Not Guilty Plea Entered In DUI Highway Crash Case – Only ‘Victim’ Was Highway Sign

By Natalia Claburn

SACRAMENTO, CA – A suspected drunk driver is facing trial here in Sacramento County Superior Court after a police officer Tuesday described the only real damage the driver allegedly did was to a roadside sign last year when he had an accident late at night.

Police officers were dispatched to a highway in Sacramento County late at night after defendant Omar Desmond – allegedly driving under the influence of alcohol – crashed into a sign on the highway where no one was injured.

Deputy District Attorney Celeena Wall called the first and only witness, Officer Joshua Nelson for this preliminary hearing, asking Nelson to describe the scene and details of the crash.

The officer said that on June 13, 2020, “a silver Toyota Corolla had collided into a big freeway sign…and it went down in the road and there was a disabled vehicle on the roadway.”

Nelson explained that “quite a bit of people stopped” on the shoulder of the highway to check on the defendant after the crash and since Desmond’s car was the only one involved and “he was the only one inside the vehicle during the time of the crash,” though no one was hurt.

When Wall inquired about how Nelson identified Desmond as the driver, Nelson stated “I did speak to a witness out on the scene and they confirmed that they talked to [Desmond] in the driver’s seat after he had crashed into the sign…and he also was in possession of the ignition key in his pants pocket.”

Nelson continued, saying that the defendant’s initial recollection of the crash was that he was “traveling southbound down 99 in the number two lane about 70 [mph]. He saw some debris or sign in the road and tried to brake, but he ended up hitting the debris.”

Nelson said “I could smell the strong odor of alcohol on his person, he had bloodshot eyes, and his speech was slightly slurred,” and that he found Desmond’s driver’s license had been revoked, meaning he had not only been driving drunk but also driving with a suspended license due to multiple previous DUI convictions.

Nelson noted that despite his previous DUI convictions, Desmond’s car “was not equipped with an ignition interlock device” which is a breathalyzer for an individual’s vehicle that has to show no signs of alcohol through a blood alcohol concentration or BAC test for the ignition to start.

Officer Nelson said the defendant did “admit to having two beers” before driving.
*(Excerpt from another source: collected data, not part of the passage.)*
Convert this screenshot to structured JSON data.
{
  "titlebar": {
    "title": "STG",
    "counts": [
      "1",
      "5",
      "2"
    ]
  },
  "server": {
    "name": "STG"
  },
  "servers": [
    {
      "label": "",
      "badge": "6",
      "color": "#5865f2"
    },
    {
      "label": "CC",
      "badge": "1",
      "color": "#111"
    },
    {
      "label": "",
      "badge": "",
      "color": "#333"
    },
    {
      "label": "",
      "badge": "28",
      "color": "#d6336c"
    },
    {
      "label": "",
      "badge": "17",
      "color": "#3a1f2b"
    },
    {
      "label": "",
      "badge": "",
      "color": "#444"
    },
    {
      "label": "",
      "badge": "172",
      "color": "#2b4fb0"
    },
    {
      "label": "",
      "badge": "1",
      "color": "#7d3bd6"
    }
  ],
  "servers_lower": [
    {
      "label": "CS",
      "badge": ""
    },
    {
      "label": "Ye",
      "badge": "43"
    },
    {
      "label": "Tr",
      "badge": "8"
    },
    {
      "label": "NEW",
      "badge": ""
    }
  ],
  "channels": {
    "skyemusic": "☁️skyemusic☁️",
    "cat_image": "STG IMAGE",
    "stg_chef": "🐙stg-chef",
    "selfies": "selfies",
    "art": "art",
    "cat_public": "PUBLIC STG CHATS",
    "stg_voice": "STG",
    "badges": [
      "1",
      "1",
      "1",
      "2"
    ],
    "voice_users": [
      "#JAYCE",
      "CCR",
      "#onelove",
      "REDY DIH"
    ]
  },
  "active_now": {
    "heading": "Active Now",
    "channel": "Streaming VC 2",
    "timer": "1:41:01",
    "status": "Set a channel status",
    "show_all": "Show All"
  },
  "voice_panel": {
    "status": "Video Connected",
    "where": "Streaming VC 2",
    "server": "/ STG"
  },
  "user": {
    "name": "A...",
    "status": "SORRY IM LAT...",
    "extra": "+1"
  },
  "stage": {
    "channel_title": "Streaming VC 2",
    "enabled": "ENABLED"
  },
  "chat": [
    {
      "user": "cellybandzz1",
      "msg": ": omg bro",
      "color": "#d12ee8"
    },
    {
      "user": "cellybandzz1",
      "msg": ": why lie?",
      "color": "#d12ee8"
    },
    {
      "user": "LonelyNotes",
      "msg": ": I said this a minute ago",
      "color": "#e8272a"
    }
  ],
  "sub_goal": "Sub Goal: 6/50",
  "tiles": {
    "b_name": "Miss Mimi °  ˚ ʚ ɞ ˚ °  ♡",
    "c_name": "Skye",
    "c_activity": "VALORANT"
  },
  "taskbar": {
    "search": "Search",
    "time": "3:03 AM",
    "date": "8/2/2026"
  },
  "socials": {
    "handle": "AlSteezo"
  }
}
However, in his admission, he stated that he drank those beers on Friday even though the crash had occurred late Saturday night. So, he was saying that he “drank the day prior but not earlier [on the day of the crash].”

DDA Wall continued the questioning, asking which field sobriety tests had been conducted. Nelson began with the “horizontal gaze nystagmus test” which looks for lack of smooth pursuit of one’s vision which the defendant failed.

He also conducted the Modified Romberg Balance test which studies body language and unusual movements such as eyelid tremors that Desmond had when he closed his eyes. Another sign of intoxication that Nelson noticed was that “he did sway in a circular rotation.”

There was also a finger touch test conducted which reaffirmed Nelson’s certainty that the defendant was under the influence of a substance as he skipped over fingers and could not fully comprehend Nelson’s instructions.

Nelson revealed that the defendant submitted to a Pas, also known as a Preliminary Alcohol Screening. The first test which was conducted at 12:09 a.m. showed Desmond’s BAC to be 0.207 percent. The second Pas was administered at 12:11 a.m. and showed a BAC of 0.208%. The legal BAC that drivers are supposed to abide by is no more than 0.08%.

A witness from the highway who had pulled off into the right shoulder to check on Desmond told Nelson that she had been driving behind the Toyota Corolla that the defendant was driving, and that the car was “driving in all lanes and onto the shoulder” and then “swerved and collided into the sign.”

In Public Defender Yee’s cross-examination, Nelson explained that no video footage from the scene was used to type the report and no video footage is being submitted to the court for this case.

After reviewing the evidence, Judge Jonathan Hayes found Desmond should stand trial, setting a Nov. 22 start date.